Table 1 Multiple factor regression Global H5N1 outbreak risk prediction
Before prediction, the Omnibus test of model coefficients and Hosmer–Lemeshow test were performed on the model. The p of the Omnibus test of the model coefficient is less than 0.05 (p = 0.02). The p of the Hosmer–Lemeshow test is greater than 0.05 (p = 0.35). Thus, the goodness of fit of the model is high, and the predicted value is very close to the real value. The results of the two test methods indicate that the model in this paper has high reliability. In addition, in this paper, the outbreak risk (probability) is divided into eight categories by the natural breakpoint method, because the natural breakpoint method can set the boundary where the numerical difference is relatively large, and the similar values can be grouped properly. Thus, there is a maximum difference between the data of each group, which can effectively represent the classification of the probability of each prediction site.

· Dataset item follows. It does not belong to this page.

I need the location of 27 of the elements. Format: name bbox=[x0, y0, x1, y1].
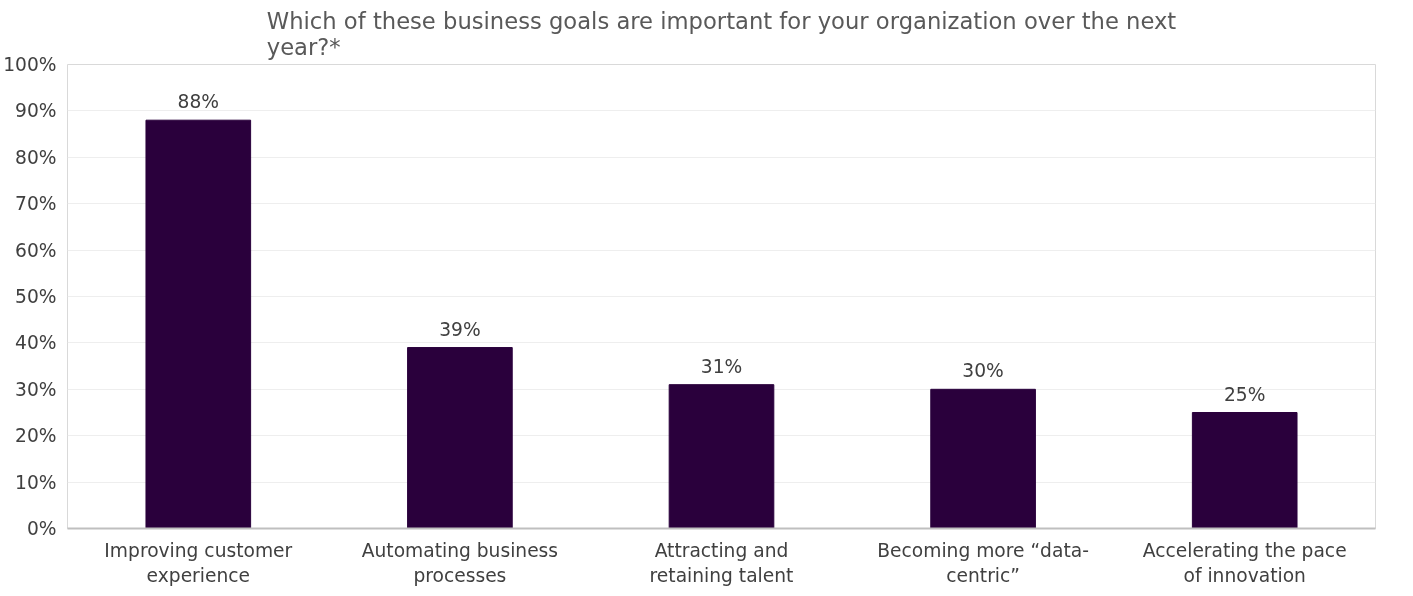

As seen from the prediction map (Fig. 8) and the results presented in Fig. 4, with the exception of China, Southeast Asia, South Asia, Nigeria, Ghana, Burkina Faso, Côte d’Ivoire, Egypt, Sudan, Romania, Greece, Germany, and France, where H5N1 has previously occurred, there is a high risk of H5N1 outbreaks in the southeastern part of the USA and Paraguay in South America. A high risk of H5N1 outbreaks is also noted in Uganda, Congo, Tanzania, South Africa, and the western and southeastern regions of Oceania.